Die Krimimacher (Drehbuch: Mario Giordano und Andreas Schlüter, Regiseur Johannes Grieser) haben den TV-Fall als eng gewebtes und tristes Sozialdrama inszeniert, und dabei dankenswerter Weise auf moralinsaures Betroffenheitsgehabe verzichtet. Auch wenn sie manch hölzerne Dialoge und auf das eine oder andere Klischee nicht verzichten konnten. Der junge Schläger Robin etwa wird von der eigenen Mutter "Asi" genannt. Und fast schon ein Krimiklassiker ist die Darstellung des örtlichen Polizeireporters als rücksichtsloses und arrogantes Ekelpaket.

Dass der 15. "Tatort" mit dem Ermittler-Team Saalfeld/Keppler an einigen Stellen etwas überambitioniert wirkt und doch 87 Minuten lang fesselt, liegt auch an der feinen Besetzung mit Wotan Wilke Möhring als zwielichtigem Streifenpolizisten, Stefan Kurt als entgleisendes Opfer sowie den drei Schlägertypen Antonio Wannek, Vincent Krüger und Jonas Nay. Martin Wuttke ist schauspielerisch ohnehin immer ein Bank, was großzügig über die oft steif wirkende Simone Thomalla hinweg blicken lässt.

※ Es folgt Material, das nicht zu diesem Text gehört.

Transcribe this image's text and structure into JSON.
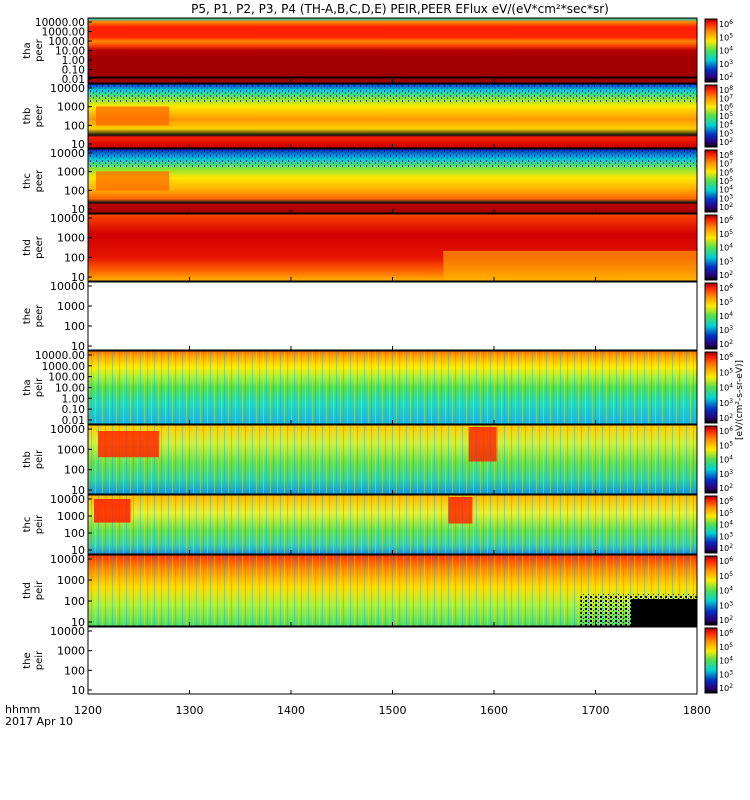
{
  "chart_data": {
    "type": "heatmap",
    "title": "P5, P1, P2, P3, P4 (TH-A,B,C,D,E) PEIR,PEER EFlux eV/(eV*cm²*sec*sr)",
    "x_label_line1": "hhmm",
    "x_label_line2": "2017 Apr 10",
    "x_range": [
      1200,
      1800
    ],
    "x_ticks": [
      "1200",
      "1300",
      "1400",
      "1500",
      "1600",
      "1700",
      "1800"
    ],
    "x_tick_values": [
      1200,
      1300,
      1400,
      1500,
      1600,
      1700,
      1800
    ],
    "colorbar_unit_label": "[eV/(cm²-s-sr-eV)]",
    "colorbar_tick_powers": [
      "2",
      "3",
      "4",
      "5",
      "6",
      "7",
      "8"
    ],
    "colors": {
      "dark_red": "#960000",
      "red": "#ff1e00",
      "orange": "#ff8c00",
      "yellow": "#ffeb00",
      "green": "#7fe43a",
      "cyan": "#00d2d2",
      "blue": "#0032c8",
      "black": "#000000"
    },
    "panels": [
      {
        "probe": "tha",
        "species": "peer",
        "yticks": [
          "10000.00",
          "1000.00",
          "100.00",
          "10.00",
          "1.00",
          "0.10",
          "0.01"
        ],
        "cbar_max": "6"
      },
      {
        "probe": "thb",
        "species": "peer",
        "yticks": [
          "10000",
          "1000",
          "100",
          "10"
        ],
        "cbar_max": "8"
      },
      {
        "probe": "thc",
        "species": "peer",
        "yticks": [
          "10000",
          "1000",
          "100",
          "10"
        ],
        "cbar_max": "8"
      },
      {
        "probe": "thd",
        "species": "peer",
        "yticks": [
          "10000",
          "1000",
          "100",
          "10"
        ],
        "cbar_max": "6"
      },
      {
        "probe": "the",
        "species": "peer",
        "yticks": [
          "10000",
          "1000",
          "100",
          "10"
        ],
        "cbar_max": "6"
      },
      {
        "probe": "tha",
        "species": "peir",
        "yticks": [
          "10000.00",
          "1000.00",
          "100.00",
          "10.00",
          "1.00",
          "0.10",
          "0.01"
        ],
        "cbar_max": "6"
      },
      {
        "probe": "thb",
        "species": "peir",
        "yticks": [
          "10000",
          "1000",
          "100",
          "10"
        ],
        "cbar_max": "6"
      },
      {
        "probe": "thc",
        "species": "peir",
        "yticks": [
          "10000",
          "1000",
          "100",
          "10"
        ],
        "cbar_max": "6"
      },
      {
        "probe": "thd",
        "species": "peir",
        "yticks": [
          "10000",
          "1000",
          "100",
          "10"
        ],
        "cbar_max": "6"
      },
      {
        "probe": "the",
        "species": "peir",
        "yticks": [
          "10000",
          "1000",
          "100",
          "10"
        ],
        "cbar_max": "6"
      }
    ]
  }
}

Thomalla mag die "Tatort"-Flut nicht

Künftig wird das Leipziger Duo nur noch zweimal im Jahr zu sehen sein, denn der MDR zeigt nächstes Jahr einen neuen Sonntagabendkrimi aus Erfurt sowie zu Weihnachten einen "Event-Tatort" aus Weimar mit Christian Ulmen und Nora Tschirner. Fans von Wotan Wilke Möhring können sich zudem darauf freuen, ihn in künftig als Kommissar in Norddeutschland ermitteln zu sehen.

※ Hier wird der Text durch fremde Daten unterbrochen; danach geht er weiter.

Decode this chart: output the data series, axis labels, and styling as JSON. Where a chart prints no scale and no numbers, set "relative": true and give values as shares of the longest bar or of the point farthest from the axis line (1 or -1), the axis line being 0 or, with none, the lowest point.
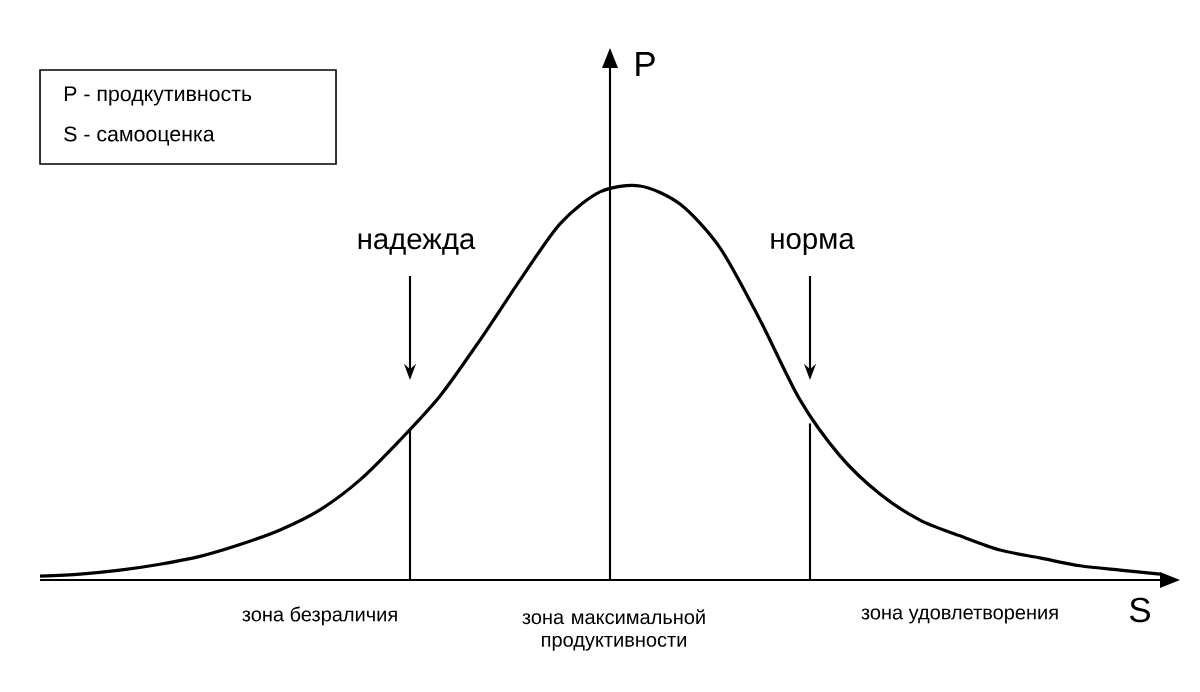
{
  "chart_data": {
    "type": "line",
    "relative": true,
    "xlabel": "S",
    "ylabel": "P",
    "categories": [
      null,
      null,
      null,
      null,
      null,
      null,
      null,
      null,
      null,
      null,
      null,
      null,
      null,
      null,
      null,
      null,
      null,
      null,
      null,
      null,
      null,
      null,
      null,
      null,
      null,
      null,
      null,
      null,
      null
    ],
    "series": [
      {
        "color": "#000000",
        "values": [
          0.01,
          0.015,
          0.025,
          0.04,
          0.06,
          0.09,
          0.127,
          0.178,
          0.254,
          0.355,
          0.467,
          0.609,
          0.761,
          0.904,
          0.985,
          1,
          0.954,
          0.843,
          0.66,
          0.457,
          0.315,
          0.218,
          0.152,
          0.112,
          0.076,
          0.056,
          0.036,
          0.025,
          0.015
        ]
      }
    ],
    "annotations": [
      "P - продкутивность",
      "S - самооценка",
      "надежда",
      "норма",
      "зона безраличия",
      "зона максимальной продуктивности",
      "зона удовлетворения"
    ]
  }
}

Zusammen mit dem neuen Team aus Dortmund sowie Till Schweiger in Hamburg hat die ARD ihre Erfolgsreihe innerhalb von nicht einmal zwei Jahren von 17 auf 21 "Tatorte" aufgebläht. Darstellerin Simone Thomalla missfällt die neue Vielfalt. "Viele Zuschauer wüssten kaum noch wer zu welchem Team gehört", sagte sie der "Superillu" und fürchtet, dass das Besondere am "Tatort" auf der Strecke bleibe und dass er dadurch immer mehr zu einem beliebigen Krimi wird. Solange aber immer wieder ein sehenswerter Fall wie "Todesschütze" dabei ist, braucht sich die ARD noch keine ernsthaften Qualitätssorgen zu machen.